Solution 3 : Menuiserie

 


© Groupe Millet

 

  • Une menuiserie bois qualitative

 

En menuiserie intérieure ou extérieure, le biosourcé passe par le châssis bois. Matériau majoritaire il y a encore trente ans, le bois a vu sa part de marché s'effondrer dans les années 90 et 2000, face au PVC et à l'aluminium. Ces dernières années, la part de marché du bois et du bois/alu s'est stabilisée entre 10 et 15% avec des produits qualitatifs à forte valeur ajoutée, par exemple pour des constructions passives ou à forte ambition environnementale, ou pour des rénovations d'exception en particulier pour répondre à des contraintes patrimoniales. Il est devenu incontournable d'avoir du bois certifié PEFC ou FSC issu de forêts gérées durablement. D'après la dernière étude de marché de la fenêtre en France co-financée par le Codifab et portant sur l'activité 2019, la fenêtre bois représentait 8.5% des parts de marché soit une hausse de 5.3% par rapport à 2017 et le mixte bois/alu 1.6% en légère baisse. Si la plus grosse part du marché en bois demeure la rénovation, de plus en plus de projets se font en neuf.

 

Il faut noter que la non dangerosité des biocides actuellement utilisés pour les traitements de surface des bois permettent le réemploi des bois ou le recyclage en panneaux ou la valorisation en production d’énergie, au contraire du créosote utilisé par le passé pour certains bois autoclavés. Une autre solution est d'utiliser du chêne ou du bois tropical durable, des essences qui ne nécessitent pas de biocides. Une évolution chez les fabricants pour réduire les émissions de polluants de leurs produits est aussi de réduire l'utilisation de colles ou sinon de faire appel à des colles biosourcées. Enfin deux certifications existent pour la menuiserie bois : le référentiel de la marque NF « Fenêtres Bois et Portes Extérieures » (NF297) et le label Menuiseries 21 piloté par l'UMB-FFB et plutôt adapté aux petites et moyennes entreprises.

 

  • Concurrence avec le recyclé

 

Pour le PVC et l'alu, la décarbonation de la menuiserie passe prioritairement par l'incorporation d'un taux croissant de recyclé et par la mise en place de filières de recyclage. Pourtant pour le PVC, deux autres voies existent, l'usage de résine biosourcée fabriquée à base de biomasse, en remplacement de la résine habituellement utilisée et l'inclusion de charges végétales comme le lin ou le bois en remplacement de charges minérales à base de craie dans la formulation.
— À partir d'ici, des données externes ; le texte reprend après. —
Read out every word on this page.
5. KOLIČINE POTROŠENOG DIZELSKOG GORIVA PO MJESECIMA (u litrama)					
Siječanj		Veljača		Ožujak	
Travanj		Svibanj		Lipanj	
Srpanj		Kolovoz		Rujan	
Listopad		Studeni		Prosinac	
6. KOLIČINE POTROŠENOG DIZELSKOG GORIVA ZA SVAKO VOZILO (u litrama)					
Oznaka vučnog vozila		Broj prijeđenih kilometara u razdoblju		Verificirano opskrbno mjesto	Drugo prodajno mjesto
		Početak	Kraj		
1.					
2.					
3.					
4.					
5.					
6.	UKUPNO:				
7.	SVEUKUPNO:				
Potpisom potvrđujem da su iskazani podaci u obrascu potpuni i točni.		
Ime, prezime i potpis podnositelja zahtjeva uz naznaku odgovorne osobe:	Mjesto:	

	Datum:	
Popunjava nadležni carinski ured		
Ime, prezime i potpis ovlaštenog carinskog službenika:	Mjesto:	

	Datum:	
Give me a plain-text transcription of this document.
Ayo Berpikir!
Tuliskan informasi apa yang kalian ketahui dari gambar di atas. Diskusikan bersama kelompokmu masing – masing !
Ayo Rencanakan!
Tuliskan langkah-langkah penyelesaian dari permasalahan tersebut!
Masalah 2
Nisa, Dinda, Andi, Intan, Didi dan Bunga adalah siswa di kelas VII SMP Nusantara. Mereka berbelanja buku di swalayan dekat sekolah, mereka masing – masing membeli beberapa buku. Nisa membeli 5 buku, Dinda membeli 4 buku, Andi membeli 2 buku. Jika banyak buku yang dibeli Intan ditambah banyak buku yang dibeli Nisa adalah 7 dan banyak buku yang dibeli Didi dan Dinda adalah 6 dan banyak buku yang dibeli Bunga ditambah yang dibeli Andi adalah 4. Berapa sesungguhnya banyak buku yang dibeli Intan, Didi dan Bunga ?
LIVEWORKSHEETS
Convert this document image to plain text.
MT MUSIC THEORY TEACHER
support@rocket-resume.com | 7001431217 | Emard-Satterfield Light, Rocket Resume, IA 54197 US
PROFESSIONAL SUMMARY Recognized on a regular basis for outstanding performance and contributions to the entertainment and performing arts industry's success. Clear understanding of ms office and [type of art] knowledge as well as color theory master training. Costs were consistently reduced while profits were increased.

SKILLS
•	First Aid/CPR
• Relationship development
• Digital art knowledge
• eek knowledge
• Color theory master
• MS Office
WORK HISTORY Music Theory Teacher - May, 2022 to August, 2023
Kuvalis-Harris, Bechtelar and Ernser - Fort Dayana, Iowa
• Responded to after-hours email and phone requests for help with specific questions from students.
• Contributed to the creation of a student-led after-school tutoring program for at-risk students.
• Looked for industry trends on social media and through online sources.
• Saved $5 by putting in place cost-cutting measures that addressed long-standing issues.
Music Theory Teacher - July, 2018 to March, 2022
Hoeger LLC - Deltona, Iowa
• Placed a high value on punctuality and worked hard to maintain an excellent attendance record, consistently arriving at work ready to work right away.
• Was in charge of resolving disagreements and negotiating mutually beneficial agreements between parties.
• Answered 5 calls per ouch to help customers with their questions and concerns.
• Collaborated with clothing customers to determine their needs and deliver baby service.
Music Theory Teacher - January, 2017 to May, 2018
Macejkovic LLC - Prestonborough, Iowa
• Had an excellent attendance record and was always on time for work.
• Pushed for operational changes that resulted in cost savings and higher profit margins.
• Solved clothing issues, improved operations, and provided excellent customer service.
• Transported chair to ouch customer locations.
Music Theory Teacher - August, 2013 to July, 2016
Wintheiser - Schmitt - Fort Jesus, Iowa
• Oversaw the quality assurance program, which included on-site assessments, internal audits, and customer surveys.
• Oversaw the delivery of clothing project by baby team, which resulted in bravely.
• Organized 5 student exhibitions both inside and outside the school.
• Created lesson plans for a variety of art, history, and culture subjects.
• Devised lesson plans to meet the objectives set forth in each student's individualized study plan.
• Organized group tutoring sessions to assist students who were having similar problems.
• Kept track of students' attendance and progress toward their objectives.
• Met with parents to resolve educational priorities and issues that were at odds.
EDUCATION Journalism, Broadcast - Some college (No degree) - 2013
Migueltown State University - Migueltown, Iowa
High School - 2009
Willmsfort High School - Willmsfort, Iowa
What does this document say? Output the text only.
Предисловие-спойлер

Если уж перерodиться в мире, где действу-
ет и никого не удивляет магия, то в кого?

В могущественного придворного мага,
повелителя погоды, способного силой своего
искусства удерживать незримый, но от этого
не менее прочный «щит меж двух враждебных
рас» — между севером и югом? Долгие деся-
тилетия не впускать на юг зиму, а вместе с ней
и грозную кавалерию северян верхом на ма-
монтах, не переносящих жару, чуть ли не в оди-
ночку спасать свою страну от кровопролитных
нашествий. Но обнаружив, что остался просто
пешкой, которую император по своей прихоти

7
Actiplast du Groupe Paprec est un formulateur et fabricant de PVC vierge. Il a annoncé en 2020 être accrédité ISCC+, ce qui lui donne la possibilité d'acheter de la résine biosourcée à des fournisseurs comme Biovyn et ainsi fabriquer un produit possédant les mêmes propriétés mais très fortement décarboné. Mais pour l'instant cette offre n'est pas compétitive en terme de coût.

 

Atouts :  avec ou sans capot alu, la menuiserie bois est qualitative et performante et améliore le bilan carbone ;

Points de vigilance : veiller à l'épaisseur nécessaire du profil bois en fonction de la performance attendue ; choisir les joints et l'étanchéité en fonction de leur faible taux démission de polluants.